Xen 4.2 Automatic NUMA Placement
Automatic NUMA Placement
With NUMA placement, we refer to the decision on out of which NUMA nodes in an host the memory for a newly created VM should be allocated. Unfortunately, fitting VMs on a NUMA host is an incarnation of the Bin Packing Problem, which means it is NP-hard, so heuristics is the only reasonable way to go.
This document provides information about exploratory work on NUMA placement, as well as a description of what was included in Xen 4.2. You can find other articles about NUMA in the NUMA categort.
The first attempt of moving NUMA placement away of XEND's python code (to, in that case, libxc) dates back to 2010 (can't find the link anymore).
- greedy, which scans the host’s node and put the new VM on the first one that is found to have enough free memory;
- packed, which puts the new VM on the node that has the smallest amount of free memory (although still enough for the VM to fit there);
- spread, which puts the new VM on the node that has the biggest amount of free memory.
The names comes from the intrinsic characteristics of the three algorithms. In fact, greedy just grabs the first suitable node, packed tends to keep nodes as full as possible while spread tries to keep them as free/empty as possible. Notice that keeping the nodes full or empty should be intended memory-wise here, but that it also imply the following:
- greedy and packed policies are both incline to put as much VMs as possible on one node before moving on to try others (which one does that most, depends on the VMs' characteristics and creation order);
- spread is incline to distribute the VMs across the various nodes (although again, it will depend somehow on VMs' characteristics).
Some benchmarks, of all the three policies, were performed (as explained in details here). One of the obtained graphs is reported below. This shows the aggregate result of the SpecJBB2005 benchmark, concurrently run inside multiple VMs
That served as a quite effective confirmation that the spread (i.e., the one based on the worst fit algorithm) policy was the absolute best, and thus, in the continuation of the work on automatic placement, the othe twos could be neglected.
There was also a blog post about this, and it is still available here.
The Actual Solution
Basically, keeping on experimenting and benchmarking (full history available here), it was proved that proper VM placement can improve performances significantly. As in here, the curves, in the graph below, have the following meaning:
- default is what was happening by default prior to Xen 4.2, i.e., no vCPU pinning at all;
- pinned means VM#1 was pinned on NODE#0 after being created. This implies its memory was striped on both the nodes, but it can only run on the fist one;
- all memory local is the best possible case, i.e., VM#1 was created on NODE#0 and kept there. That implies all its memory accesses are local;
What is shown is the in performance, for increasing (1 o 8) number of VMs, with respect to the worst possible case case (all memory remote).

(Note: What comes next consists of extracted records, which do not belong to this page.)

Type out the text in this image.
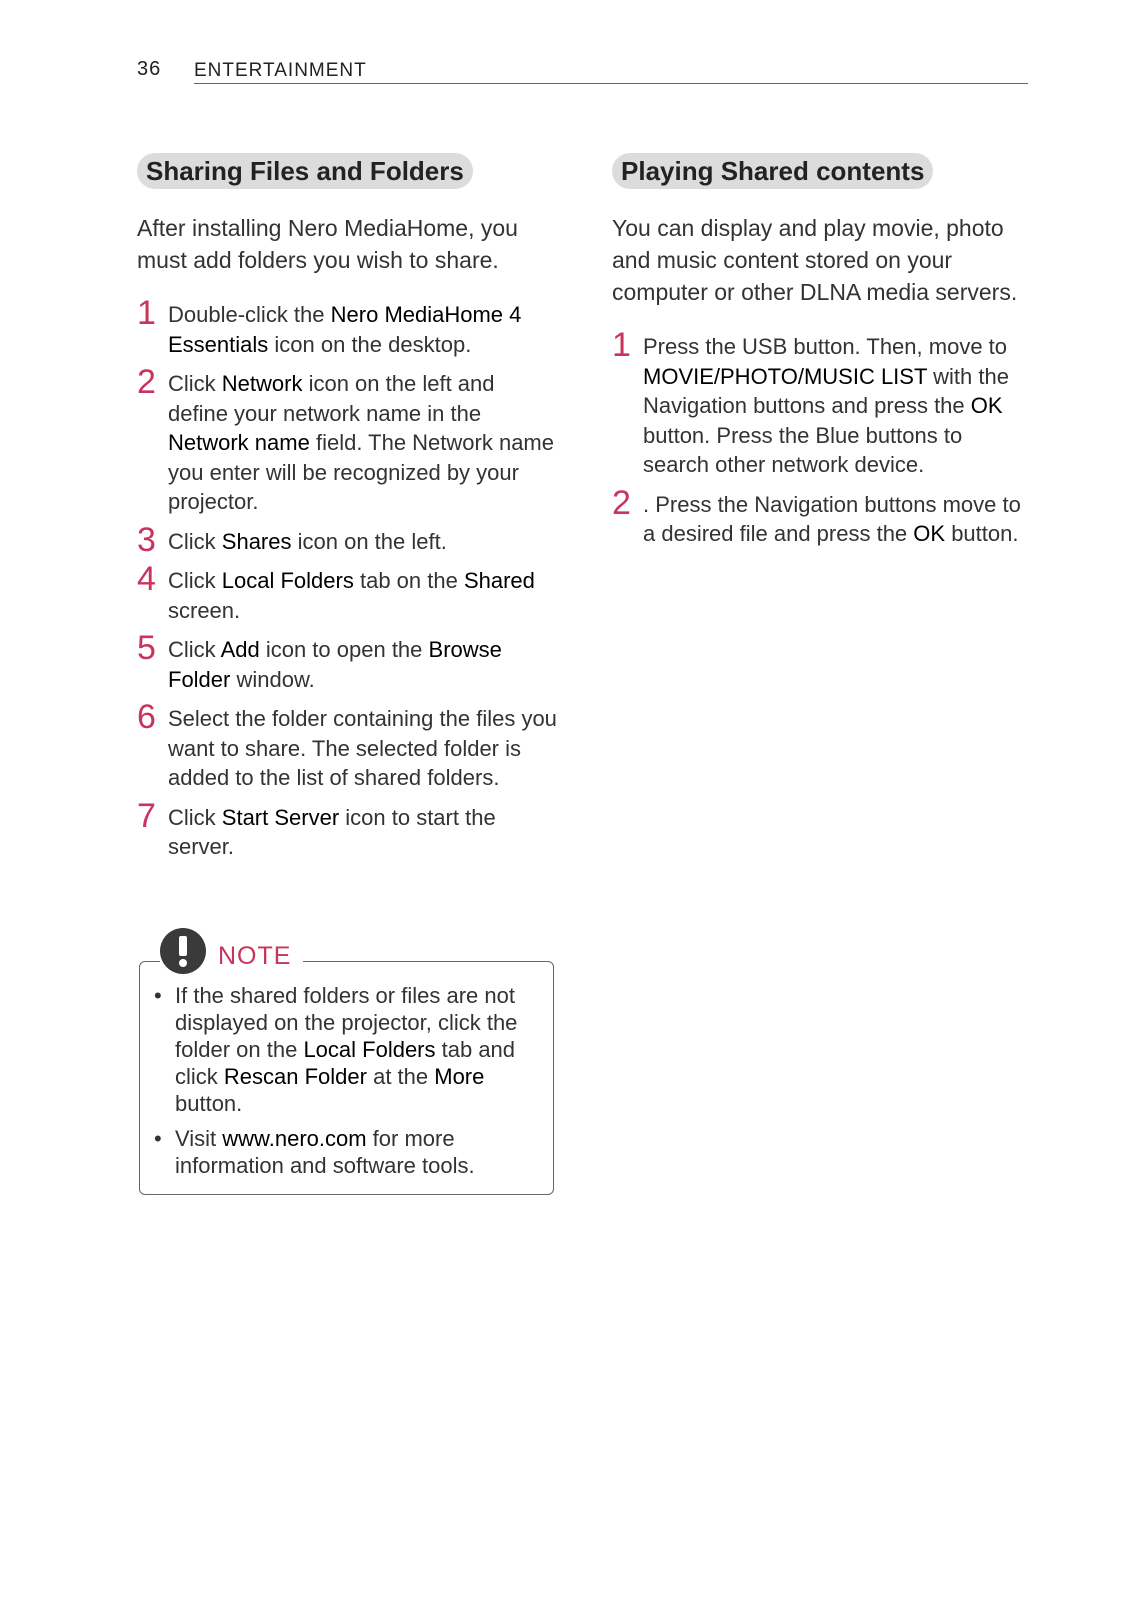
36 ENTERTAINMENT
Sharing Files and Folders
After installing Nero MediaHome, you must add folders you wish to share.
1 Double-click the Nero MediaHome 4 Essentials icon on the desktop.
2 Click Network icon on the left and define your network name in the Network name field. The Network name you enter will be recognized by your projector.
3 Click Shares icon on the left.
4 Click Local Folders tab on the Shared screen.
5 Click Add icon to open the Browse Folder window.
6 Select the folder containing the files you want to share. The selected folder is added to the list of shared folders.
7 Click Start Server icon to start the server.
NOTE
• If the shared folders or files are not displayed on the projector, click the folder on the Local Folders tab and click Rescan Folder at the More button.
• Visit www.nero.com for more information and software tools.
Playing Shared contents
You can display and play movie, photo and music content stored on your computer or other DLNA media servers.
1 Press the USB button. Then, move to MOVIE/PHOTO/MUSIC LIST with the Navigation buttons and press the OK button. Press the Blue buttons to search other network device.
2 . Press the Navigation buttons move to a desired file and press the OK button.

This makes evident that NUMA placement is accountable for a ~10% to 20% (depending on the load) impact. Also, it appears that just pinning the vCPUs to some pCPUs, although it can help in keeping the performance consistent, is not able to get that close to the best possible situation.
That led to the implementation of a proper solution for NUMA placement, which became the default XL behavior (as described Xen_on_NUMA_Machines#Automatic_NUMA_Placement here]]), starting from Xen 4.2. In some more details (with reference to the libxl implementation):
- of all the nodes (or sets of nodes) that have enough free memory and enough pCPUs (at least as much as the domain's vCPUs) are found, and considered placement candidates
- if there is more than one candidate:
- in case more than one node is necessary, solutions involving fewer nodes are considered better. In case two (or more) candidates span the same number of nodes,
- the candidate with a fewer of vCPUs runnable on it (due to previous placement and/or plain vCPU pinning) is considered better. In case the same number of vCPUs can run on two (or more) candidates,
- the candidate with with the greatest amount of free memory is considered to be the best one.
To actually place the domain on a candidate (node or set of nodes), this is what happens:
- in Xen 4.2, all the domain's vCPUs are statically pinned to the pCPUs of the node(s);
- starting from Xen 4.3, which supports NUMA aware scheduling (at least for the credit scheduler), and only with XL, there is no pinning involved, it is only the node affinity that is set to the node(s) in question. That means the vCPUs are free to run everywhere, but they'll prefer the pCPUs of the selected node(s).
Due to the fact that libxl and XL where just technical preview at the time, in Xen 4.1, the default behavior, for XL, is just "nothing happens". So, if not cpus="..." or pool="..." are specified in the config file, neither pinning nor node affinity will be affected, and the domain will be able to run on every pCPU, and will have its memory spread on all nodes. Conversely, if XenD is used, the behavior is the same as the one described above for Xen 4.2.
In all versions and for both toolstacks, if any vCPU pinning and/or cpupool assignment is manually setup (see at the Tuning page), no automatic placement happens at all, and the user's requests are honored.